In past earthquakes, the fault would break in one or another of its separate segments, but not along its full extent. That is different from the San Francisco 'quake, in which 300 miles of the San Andreas Fault broke on one terrible day.
Lessons were learned a century ago, some of which were forgotten, she said. The biggest of these was "the vulnerability of what they called 'made ground,' " Zoback said. Today that material would be called fill.
"We still have continued to build" on fill material, she said. The 1989 Loma Prieta quake damaged many buildings built on fill. Besides buildings, pipelines are built through areas of artificial fill.
"Unlike hurricanes or tornadoes, earthquakes are going to strike without any warning at all," Zoback said. In seconds, strong shaking travels through whole regions and towns.
People "really need to be prepared ahead of time."
If they live in structures built before modern earthquake codes of the 1970s, they should ask if the buildings have been strengthened. Families should plan how to get out and where to meet in case of devastation.
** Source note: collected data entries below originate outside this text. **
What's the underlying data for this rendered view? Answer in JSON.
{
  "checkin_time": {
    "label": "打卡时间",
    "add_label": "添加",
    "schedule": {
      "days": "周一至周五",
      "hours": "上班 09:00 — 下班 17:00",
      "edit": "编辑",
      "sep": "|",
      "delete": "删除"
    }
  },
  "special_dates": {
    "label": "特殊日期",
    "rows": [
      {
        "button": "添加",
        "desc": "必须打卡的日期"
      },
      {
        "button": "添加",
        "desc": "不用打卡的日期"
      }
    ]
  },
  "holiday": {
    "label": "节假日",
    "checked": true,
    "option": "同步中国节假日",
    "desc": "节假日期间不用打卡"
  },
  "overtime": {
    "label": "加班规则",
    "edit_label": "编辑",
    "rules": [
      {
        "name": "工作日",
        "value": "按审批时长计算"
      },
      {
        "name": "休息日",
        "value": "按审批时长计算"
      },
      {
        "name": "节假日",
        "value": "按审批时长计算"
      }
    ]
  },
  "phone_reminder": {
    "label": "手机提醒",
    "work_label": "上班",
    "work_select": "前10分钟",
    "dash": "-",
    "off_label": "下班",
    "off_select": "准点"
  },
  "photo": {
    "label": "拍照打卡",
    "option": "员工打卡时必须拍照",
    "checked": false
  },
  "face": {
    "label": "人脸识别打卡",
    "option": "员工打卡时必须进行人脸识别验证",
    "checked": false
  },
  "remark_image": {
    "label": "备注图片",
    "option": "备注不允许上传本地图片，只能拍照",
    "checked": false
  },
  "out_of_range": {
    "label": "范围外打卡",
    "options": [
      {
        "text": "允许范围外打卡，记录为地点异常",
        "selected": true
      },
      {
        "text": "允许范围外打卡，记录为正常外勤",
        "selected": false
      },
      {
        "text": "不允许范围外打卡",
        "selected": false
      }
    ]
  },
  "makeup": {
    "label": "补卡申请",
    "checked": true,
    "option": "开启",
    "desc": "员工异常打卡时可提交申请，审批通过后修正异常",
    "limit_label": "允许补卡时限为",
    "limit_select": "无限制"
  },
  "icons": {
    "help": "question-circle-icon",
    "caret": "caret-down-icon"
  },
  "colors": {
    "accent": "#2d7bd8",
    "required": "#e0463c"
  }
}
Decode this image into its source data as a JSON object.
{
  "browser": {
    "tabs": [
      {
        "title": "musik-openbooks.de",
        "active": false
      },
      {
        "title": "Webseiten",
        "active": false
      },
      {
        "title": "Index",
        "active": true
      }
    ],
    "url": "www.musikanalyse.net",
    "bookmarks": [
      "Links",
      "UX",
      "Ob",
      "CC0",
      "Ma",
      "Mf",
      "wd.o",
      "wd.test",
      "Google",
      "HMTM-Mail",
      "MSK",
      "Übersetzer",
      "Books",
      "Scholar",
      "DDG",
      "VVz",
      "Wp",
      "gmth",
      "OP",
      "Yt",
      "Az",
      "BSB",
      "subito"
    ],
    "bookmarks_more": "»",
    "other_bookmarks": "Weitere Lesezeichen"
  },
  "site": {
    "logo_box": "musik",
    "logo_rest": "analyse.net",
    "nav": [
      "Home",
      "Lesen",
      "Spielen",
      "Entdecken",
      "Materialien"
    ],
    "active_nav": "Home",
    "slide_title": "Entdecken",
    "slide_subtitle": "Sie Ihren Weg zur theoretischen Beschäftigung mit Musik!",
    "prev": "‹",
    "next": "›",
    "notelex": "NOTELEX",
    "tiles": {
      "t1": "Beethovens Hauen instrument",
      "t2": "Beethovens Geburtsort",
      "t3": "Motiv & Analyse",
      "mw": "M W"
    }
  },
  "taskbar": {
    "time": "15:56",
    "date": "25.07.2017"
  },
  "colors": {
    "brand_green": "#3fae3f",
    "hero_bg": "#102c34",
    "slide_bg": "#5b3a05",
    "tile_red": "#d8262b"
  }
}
They also should stock emergency supplies. But, she added, many Utahns already know that.
The University of Utah Seismograph Stations and the Utah Seismic Safety Commission are sponsoring the lecture.
April 11 is the 40th anniversary of the seismograph stations. A week later, April 18, is the 100th anniversary of the earthquake that, according to the U., killed 3,000 and left 250,000 homeless in San Francisco.